Hacker Newsnew | past | comments | ask | show | jobs | submit | Aditya_Garg's commentslogin

yes its ridiculously good at stuff like that now. I dare you to try and trick it.


what bothers me is not that this issue will certainly disappear now that it has been identified, but that that we have yet to identify the category of these "stupid" bugs ...

We already know exactly what causes these bugs. They are not a fundamental problem of LLMs, they are a problem of tokenizers. The actual model simply doesn't get to see the same text that you see. It can only infer this stuff from related info it was trained on. It's as if someone asked you how many 1s there are in the binary representation of this text. You'd also need to convert it first to think it through, or use some external tool, even though your computer never saw anything else.

> It's as if someone asked you how many 1s there are in the binary representation of this text.

I'm actually kinda pleased with how close I guessed! I estimated 4 set bits per character, which with 491 characters in your post (including spaces) comes to 1964.

Then I ran your message through a program to get the actual number, and turns out it has 1800 exactly.


>I estimated 4 set bits per character, which with 491 characters in your post (including spaces) comes to 1964

And that's exactly the kind of reasoning an LLM does when you ask it about characters in a word. It doesn't come from the word, it comes from other heuristics it picked up during training.


Okay but, genuinely not an expert on the latest with LLMs, but isn’t tokenization an inherent part of LLM construction? Kind of like support vectors in SVMs, or nodes in neural networks? Once we remove tokenization from the equation, aren’t we no longer talking about LLMs?

It's not a side effect of tokenization per se, but of the tokenizers people use in actual practice. If somebody really wanted an LLM that can flawlessly count letters in words, they could train one with a naive tokenizer (like just ascii characters). But the resulting model would be very bad (for its size) at language or reasoning tasks.

Basically it's an engineering tradeoff. There is more demand for LLMs that can solve open math problems, but can't count the Rs in strawberry, than there is for models that can count letters but are bad at everything else.


I’ve said this many times before

AI is just a tool

If you used a fancy auto bake cake machine instead of an oven, you still get to claim that you made the cake.

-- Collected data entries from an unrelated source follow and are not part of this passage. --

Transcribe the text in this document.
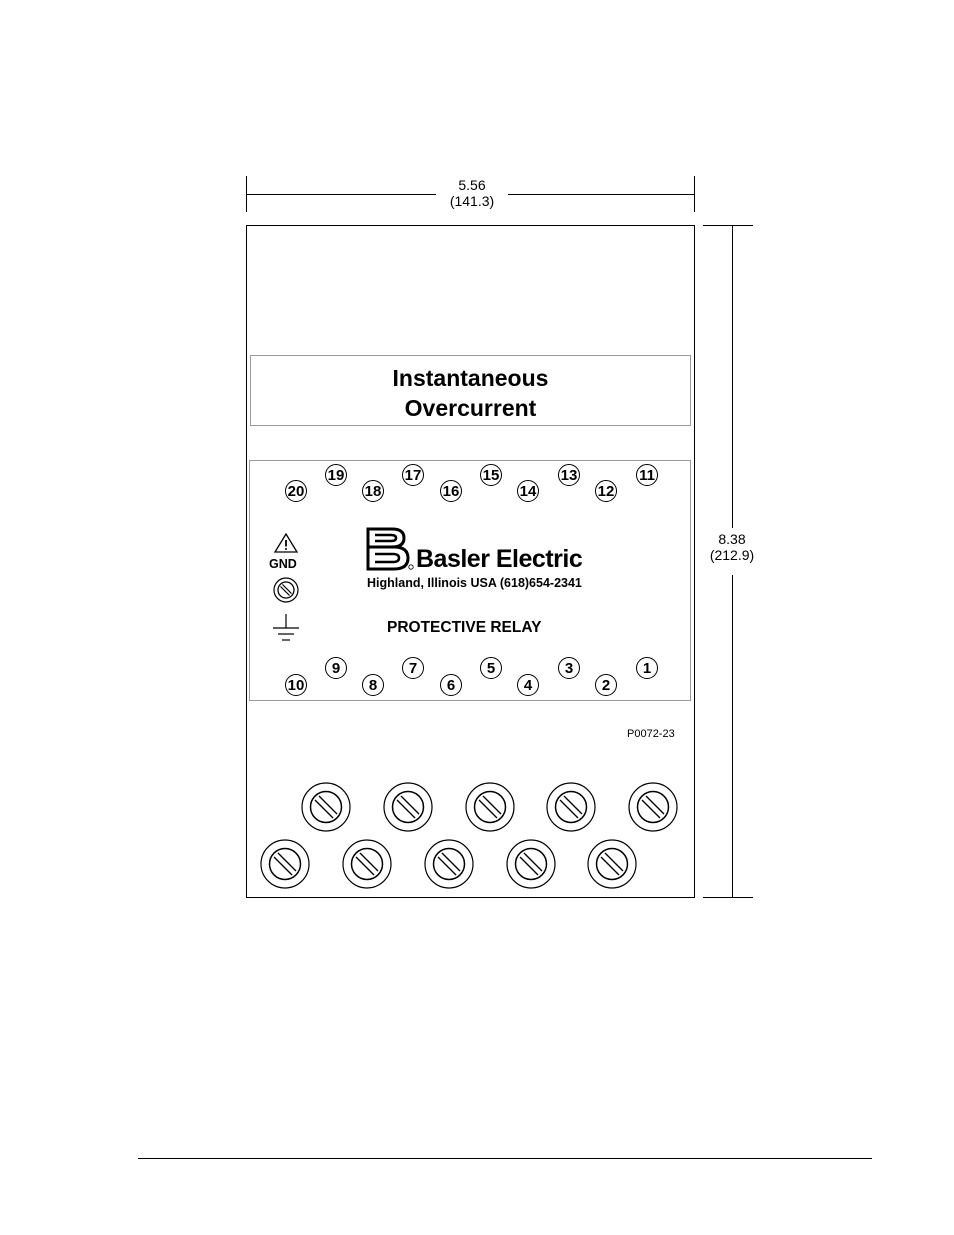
5.56
(141.3)
8.38
(212.9)
Instantaneous
Overcurrent
20
19
18
17
16
15
14
13
12
11
10
9
8
7
6
5
4
3
2
1
GND	Basler Electric
Highland, Illinois USA (618)654-2341
PROTECTIVE RELAY
P0072-23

100 years ago someone would be making the claim that using an oven to make cakes “doesn’t count”

All AI did was raise the bar

It’s quite clear here that the author spent a lot of time on this so he absolutely gets credit as the author


I think there's a distinction.

Imagine if you had an auto cake making machine that decides on its own the best time to make cake. It adds the ingredients, stirs, turns the oven on, and leaves the finished cake on the counter for you.

People start opening bakeries consisting entirely of cakes baked by the automatic machines. The owners of these machines have no idea whether the cakes have a bit too much flour or were slightly over-stirred. In some cases, they haven't even tried the cakes.

Who gets to claim they made the cake?

By contrast, there are others who carefully tune their machines to make sure everything is perfect. They adjust the mixing settings and ingredient proportions. They experiment and iterate. They taste test throughout the process. And what they give to the public tastes every bit as good as a homemade cake.

The first group is creating slop. The second group, I think, is baking. And OP is in the second group.


Replace "oven" with a dish washer or a washing machine for your clothes. Those things do exactly all of this. Yet we still complain about washing clothes and doing the dishes, even though it is far less effort than anything our parents did, or their parents before them.

If you commission a baker to bake you a cake, did you make the cake? What if you added sprinkles on top?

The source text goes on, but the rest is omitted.